Army Ministers to Crowds at Diana’s Funeral
As news of Princess Diana’s death was made public, General Paul A. Rader sent a message of condolence to Queen Elizabeth:
“Salvationists throughout the world join Your Majesty, the Royal Family, relatives and friends in mourning the sudden and tragic death of Diana, Princess of Wales.
“The Princess was an ambassador of compassion, with a unique gift for touching with hope and comfort the lives of the suffering, the underprivileged and the marginalized. We remember with gratitude her interest in the work of The Salvation Army and her visits to our centers in various parts of the world. On a personal note, I recall her visiting a home for the elderly in Kwachun, Korea. What a happy and memorable day that was for the Army. The sorrow, bewilderment and inner loneliness will fall heaviest on the young Princes, William and Harry, who have lost more than a Princess–they have lost their mother. They will have a special place in our prayers.

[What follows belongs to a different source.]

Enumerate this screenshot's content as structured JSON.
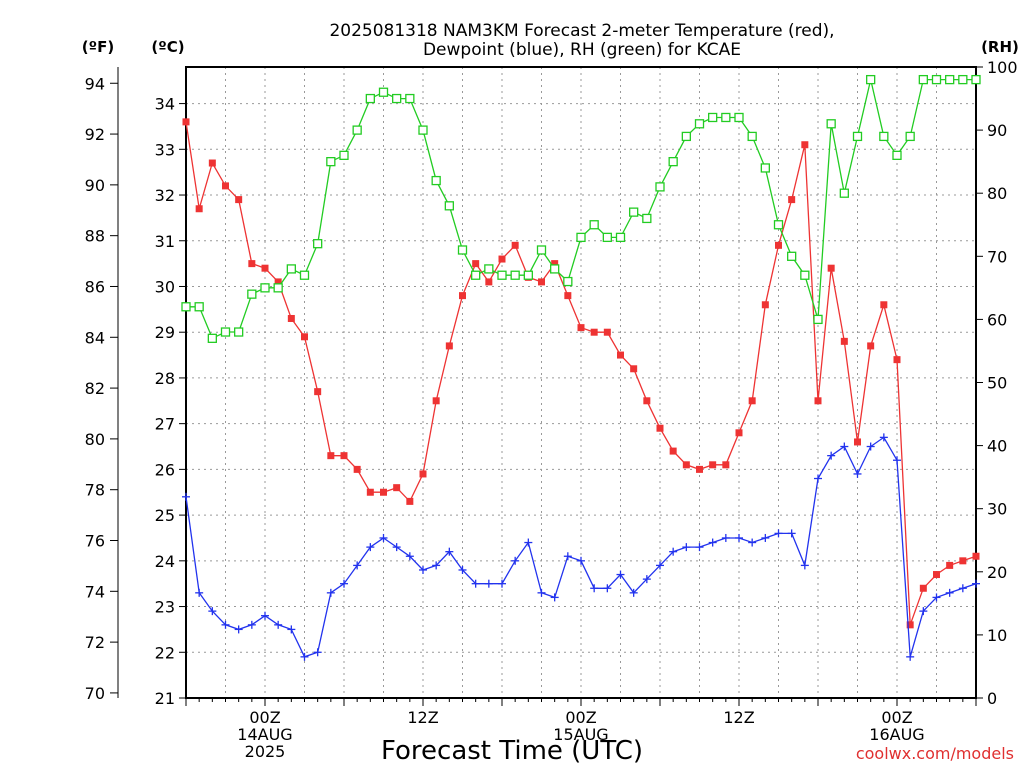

“At such a tender time it is impossible to find words that adequately convey our feelings. But we believe that as you are upheld by the affections and prayers of so many people–in the United Kingdom and all round the world–the God of all comfort will continue to give you the strength you will need in this sad hour.”
Salvationists in London and Los Angeles ministered to thousands who were mourning the late Princess of Wales, providing them with food, beverages and spiritual counseling.
In London, Army officers and volunteers manned mobile canteens outside Buckingham Palace and St. James Palace, serving more than 1,500 cups of tea.
In Los Angeles, Salvationists provided nearly 4,000 mourners with water from an Army canteen as they stood in line for up to 7 hours in 90 degree temperatures to sign a condolence book for Princess Diana at the British Consulate. The British Consul General Merrick Baker-Bates, a member of The Salvation Army’s Los Angeles Advisory Board, said he was moved by the tremendous outpouring of affection.
General Paul A. Rader and the United Kingdom Territorial Commander Commissioner John Gowans attended the funeral services held in Westminster Abbey at the invitation of the Queen.